My good, I'm in love... With the video, I mean 😊. I'm not even sure I understood it, as much as I wanted to, and may have to watch this 3-4 more times, but hands down the best YT video in quite a while. Well done on such a fantastic video. 🤩
I must say that I'm a bit confused 😅 Why would one buy a long focal length telescope and bin x2 or more and losing details? Comparison is interesting but maybe only applicable to specific cases where one would shoot M31 with a 2000mm focal length but still have an easily transferable image by reducing it's size through binning. And also why would you crop a drizzled image and throw away most of the signal collected? Maybe strange questions maybe I'm too new to this hobby to fully understand but my first feeling is like were comparing apples to bananas in the name of resolution which may not be such an important criteria in the end 😅
Your questions are valid - these operations suggested here were done to make a point of how you can get to the same image from one scope to the other - which is the logic one needs to understand to then generalize it and be able to reason while using the tool I presented.
This is completely AI, she is not a real person
lol please walk me through your reasoning as to why I am AI (I know the body outline with the green screen could use some work but come on)
Hi, thank you for the video, it is scientifically well made and well explained, I think. But as a physicist I have two questions (hopefully not too dumb 🤪) : 1) Maybe I missed it, does your online tool take into account inefficiencies linked to drizzling? 2) Regarding example 2 (with the same aperture), what about a third example, where both telescopes have to capture a wide field with high resolution? I think it would highlight an advantage of the faster system: no need to crop and therefore no wasted light, right? Which would mean the same comparison between the two system as example 2, question 2, meaning the fast system would be clearly better in that case (assuming computing power is a smaller issue than capturing signal). But again, there would be no "free lunch" because faster systems have the other drawbacks you have presented towards the end of the video...

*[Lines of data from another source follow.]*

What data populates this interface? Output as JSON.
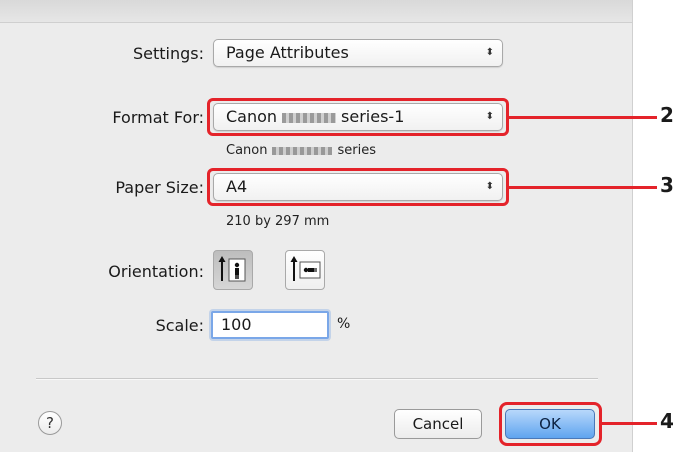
{
  "settings": {
    "label": "Settings:",
    "value": "Page Attributes"
  },
  "format_for": {
    "label": "Format For:",
    "value_prefix": "Canon",
    "value_suffix": "series-1",
    "sub_prefix": "Canon",
    "sub_suffix": "series"
  },
  "paper_size": {
    "label": "Paper Size:",
    "value": "A4",
    "dimensions": "210 by 297 mm"
  },
  "orientation": {
    "label": "Orientation:",
    "options": [
      "portrait",
      "landscape"
    ],
    "selected": "portrait"
  },
  "scale": {
    "label": "Scale:",
    "value": "100",
    "unit": "%"
  },
  "buttons": {
    "help": "?",
    "cancel": "Cancel",
    "ok": "OK"
  },
  "callouts": [
    "2",
    "3",
    "4"
  ],
  "colors": {
    "callout": "#e4232a",
    "ok_button": "#5fa4ef"
  }
}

hey, thanks for the questions! no the tool doesn't take into account anything with relation to drizzling. It only calculates the amount of light calculated per unit of sky area and is agnostic of whether you are going to drizzle the faster scope or downsample the slower one - or choose literally any sampling in between. Regarding the second question, you are right about a 3rd example (and actually a 4th one as well where you would want to capture the smaller FOV with a lower resolution). Yes the "faster" system will have an advantage in all cases where we want to capture a larger field of view, and it will have no advantage when it comes to narrower fields of view. This is kind of the whole message I'm trying to get across - that fast systems increase the field of view, they don't magically collect more light.

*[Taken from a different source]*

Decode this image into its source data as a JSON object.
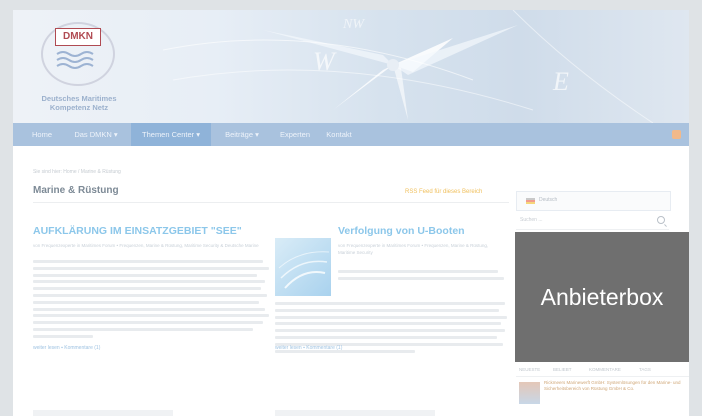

Thanks so much for this video! How do you feel about the Touptek M3G179C (2.4µm pixels) with the HAC125 (f/2)? It seems like you get the best of both worlds, but is that really the case?
you can only put 1.25" format cameras on that scope right? You'll get the best bang for buck if you put the largest possible sensor on it you can
​@the_space_koalathank youuuuu
I find that my Celestron C6-A XLT with a hyperstar can take a photo faster than my SvBony 503 70mm f/6 ED with an x.8 reducer/corrector, when both use an SvBony 605cc (IMX 533) camera. The C6 is an f/2 and the 70mm ED is an f/4.8. The C6 has a 300mm focal length and the 70mm ED has a 336mm focal length, both similar. Both have a similar field of view. If I photograph NGC 7000 (North American Nebula), using an SvBony 220 dual band filter, I can capture the same nebulosity in 15 minutes using the C6 that requires 1.5 hours with the 70mm f/6. So, is the C6 better?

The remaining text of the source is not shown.